日本はこのような状況であったが、それでも当時の日本人は世界が日本の主張を認めないならば国際連盟を脱退するというような二者択一で考えていたというとそうではないと著者は解説している。

連盟脱退の時の外務大臣の内田康哉(やすや)は、満州国承認の決意を表明した際、「国土を焦土にしても」という強い言葉を使った。この時の内田の真意は日本が強く出れば中国の国民党政府の宥和(ゆうわ)派の人々が日本との直接交渉に出てくるとの意図があった。そして蒋介石も日中の宥和を少しずつ進めていくことを日本に伝えてきている。
この内田のやり方は、内大臣だった牧野伸顕や天皇、そしてリットン報告書が審議される時に日本の全権となった松岡洋右などを不安にさせている。松岡は内田外相に

そろそろ強硬姿勢をとるのをやめないと、イギリスなどが日本をなんとか連盟に留まらせるように頑張っている妥協策もうまくいかないですよ、どこかで妥協点をみいだすか、よく自覚されたほうがよいですよ、(抜粋)

と言っている。

このように内田が中国側の妥協を待っている間に、この作戦を完全に打ちのめしてしまう事件が起こった。それは、陸軍の中国の熱河省への進軍である。当時の日本の認識では満洲国内の日本軍が治安維持のために満州国の一部である熱河地方に軍隊を移動するだけととらえていた。しかしこれは連盟規約の一六条に抵触すること、つまり「連盟が解決に努めているとき、新たな戦争に訴えた国はすべての連盟国の敵とみなされる。」という規約に抵触することを当時の斎藤首相が気づき天皇に熱河作戦の閣議と裁可を取り消して欲しいと頼んだ。しかし侍従武官や元老の西園寺公望の意見は消極的であった。
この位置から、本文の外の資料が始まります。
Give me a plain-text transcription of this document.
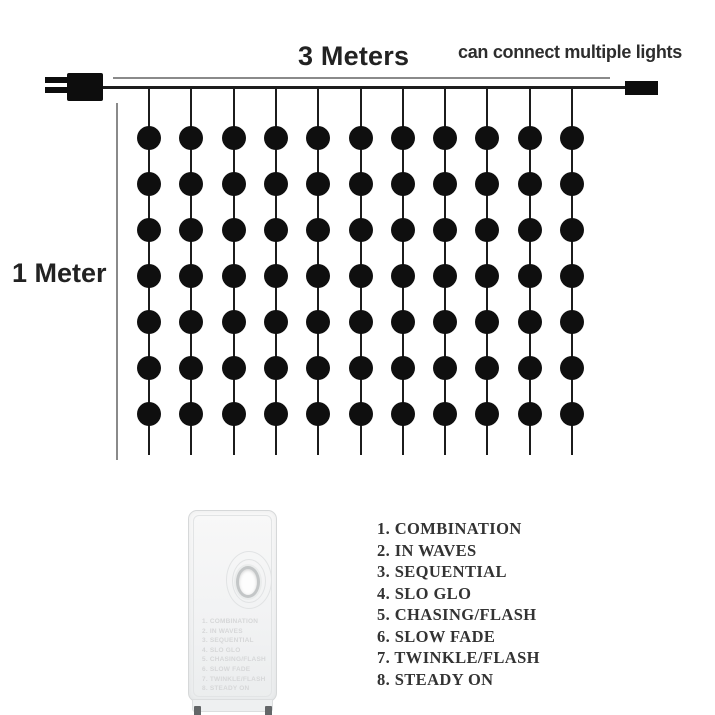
3 Meters	can connect multiple lights
1 Meter
1. COMBINATION
2. IN WAVES
3. SEQUENTIAL
4. SLO GLO
5. CHASING/FLASH
6. SLOW FADE
7. TWINKLE/FLASH
8. STEADY ON
1. COMBINATION
2. IN WAVES
3. SEQUENTIAL
4. SLO GLO
5. CHASING/FLASH
6. SLOW FADE
7. TWINKLE/FLASH
8. STEADY ON
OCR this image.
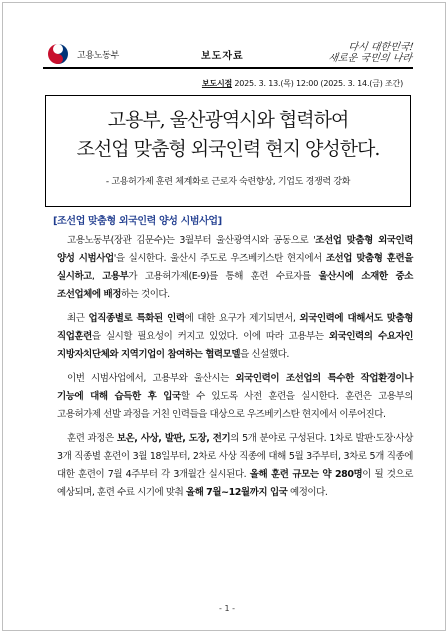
고용노동부	보도자료
다시 대한민국!
새로운 국민의 나라
보도시점 2025. 3. 13.(목) 12:00 (2025. 3. 14.(금) 조간)
고용부, 울산광역시와 협력하여
조선업 맞춤형 외국인력 현지 양성한다.
- 고용허가제 훈련 체계화로 근로자 숙련향상, 기업도 경쟁력 강화
[조선업 맞춤형 외국인력 양성 시범사업]

고용노동부(장관 김문수)는 3월부터 울산광역시와 공동으로 '조선업 맞춤형 외국인력 양성 시범사업'을 실시한다. 울산시 주도로 우즈베키스탄 현지에서 조선업 맞춤형 훈련을 실시하고, 고용부가 고용허가제(E-9)를 통해 훈련 수료자를 울산시에 소재한 중소 조선업체에 배정하는 것이다.

최근 업직종별로 특화된 인력에 대한 요구가 제기되면서, 외국인력에 대해서도 맞춤형 직업훈련을 실시할 필요성이 커지고 있었다. 이에 따라 고용부는 외국인력의 수요자인 지방자치단체와 지역기업이 참여하는 협력모델을 신설했다.

이번 시범사업에서, 고용부와 울산시는 외국인력이 조선업의 특수한 작업환경이나 기능에 대해 습득한 후 입국할 수 있도록 사전 훈련을 실시한다. 훈련은 고용부의 고용허가제 선발 과정을 거친 인력들을 대상으로 우즈베키스탄 현지에서 이루어진다.

훈련 과정은 보온, 사상, 발판, 도장, 전기의 5개 분야로 구성된다. 1차로 발판·도장·사상 3개 직종별 훈련이 3월 18일부터, 2차로 사상 직종에 대해 5월 3주부터, 3차로 5개 직종에 대한 훈련이 7월 4주부터 각 3개월간 실시된다. 올해 훈련 규모는 약 280명이 될 것으로 예상되며, 훈련 수료 시기에 맞춰 올해 7월~12월까지 입국 예정이다.

- 1 -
クーデターを怖れる元老や宮中側近に阻まれた斎藤首相は、やむなく、二月二十日の閣議で、このままでは連盟から経済制裁を受ける恐れが出てくること、また除名という日本の名誉にとって最も避けたい事態も考えられるとして、連盟が準備していた日本への勧告案が総会で採択された場合には、自ら連盟を脱退してしまう、という方策を選択することになりました。(抜粋)

この決定の二日後に熱河作戦は決行され、そしてその二日後松岡が国際連盟総会の議場から退場し日本は国際連盟から脱退した。